A fuga de Carla Zambelli e o aço brasileiro no exército de Israel
Uma curadoria do melhor do jornalismo digital, produzido pelas associadas à Ajor. Novos ângulos para assuntos do dia
🔸 A Procuradoria-Geral da República (PGR) pediu a prisão preventiva de Carla Zambelli (PL-SP) depois de ela anunciar que deixou o Brasil rumo à Itália. Em entrevista a um canal no YouTube, ela alegou que está sofrendo “perseguição política” e disse que vai atuar no exterior “ombro a ombro com Eduardo Bolsonaro”. Segundo o Jota, o advogado da deputada, Daniel Bialski, afirmou que apenas foi comunicado que ela estaria fora do Brasil para dar continuidade a um tratamento de saúde. Em seguida, anunciou que estava deixando a defesa de Zambelli. No início de maio, ela foi condenada pelo Supremo Tribunal Federal (STF) a dez anos de prisão por ser a mandante da invasão aos sistemas do Conselho Nacional de Justiça com ajuda do hacker Walter Delgatti. A PGR considera a viagem uma fuga para evitar o cumprimento da pena, que inclui prisão, inelegibilidade, perda do mandato e pagamento de R$ 2 milhões por danos morais e coletivos.

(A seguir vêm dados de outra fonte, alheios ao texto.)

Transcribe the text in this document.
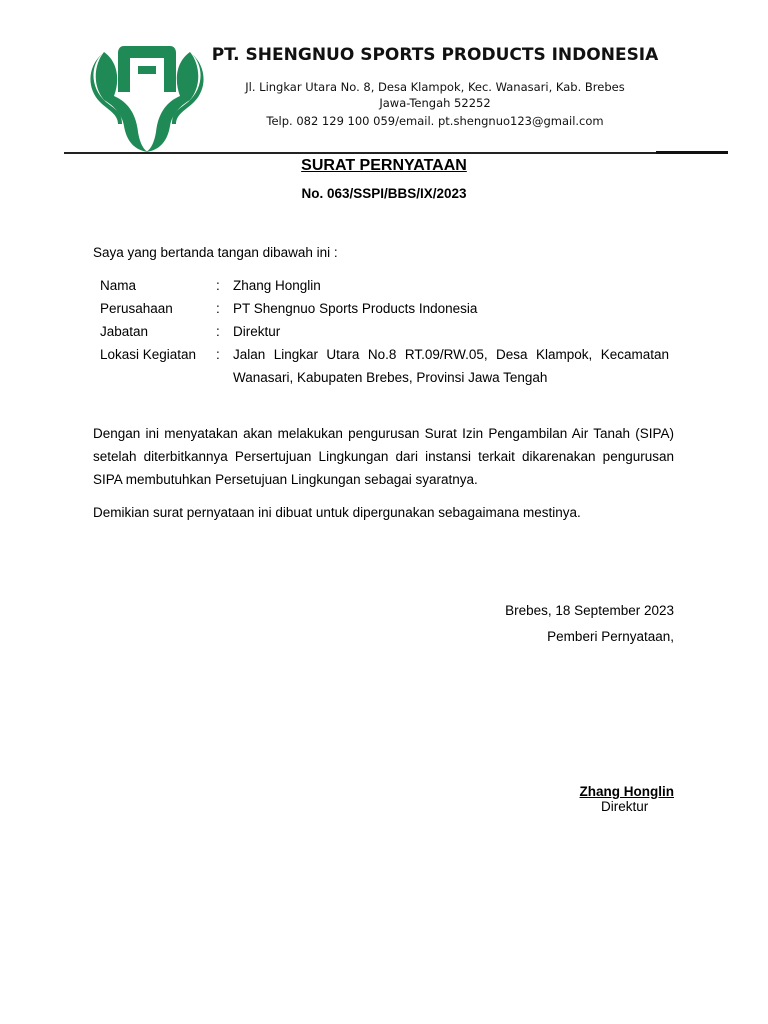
PT. SHENGNUO SPORTS PRODUCTS INDONESIA
Jl. Lingkar Utara No. 8, Desa Klampok, Kec. Wanasari, Kab. Brebes
Jawa-Tengah 52252
Telp. 082 129 100 059/email. pt.shengnuo123@gmail.com
SURAT PERNYATAAN
No. 063/SSPI/BBS/IX/2023
Saya yang bertanda tangan dibawah ini :
Nama	: Zhang Honglin
Perusahaan	: PT Shengnuo Sports Products Indonesia
Jabatan	: Direktur
Lokasi Kegiatan : Jalan Lingkar Utara No.8 RT.09/RW.05, Desa Klampok, Kecamatan Wanasari, Kabupaten Brebes, Provinsi Jawa Tengah
Dengan ini menyatakan akan melakukan pengurusan Surat Izin Pengambilan Air Tanah (SIPA) setelah diterbitkannya Persertujuan Lingkungan dari instansi terkait dikarenakan pengurusan SIPA membutuhkan Persetujuan Lingkungan sebagai syaratnya.
Demikian surat pernyataan ini dibuat untuk dipergunakan sebagaimana mestinya.
Brebes, 18 September 2023
Pemberi Pernyataan,
Zhang Honglin
Direktur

🔸 Se Zambelli perder o mandato, o ex-deputado Coronel Tadeu assumirá seu mandato. Será um reforço para a bancada militar. Entre 2019 e 2023, ele ficou conhecido por destruir na Câmara um cartaz do Dia da Consciência Negra, que denunciava a violência policial contra a população negra. Foi punido com censura verbal pelo Conselho de Ética. O Congresso em Foco lembra que, durante o mandato, Coronel Tadeu apresentou projetos que beneficiam policiais, como mudanças na legítima defesa de militares e normas para operações de Garantia da Lei e da Ordem (GLO). Na pandemia, ele criticou o isolamento social, defendeu o uso de cloroquina e manteve discurso alinhado ao bolsonarismo, mesmo após precisar de ventilação mecânica por Covid-19.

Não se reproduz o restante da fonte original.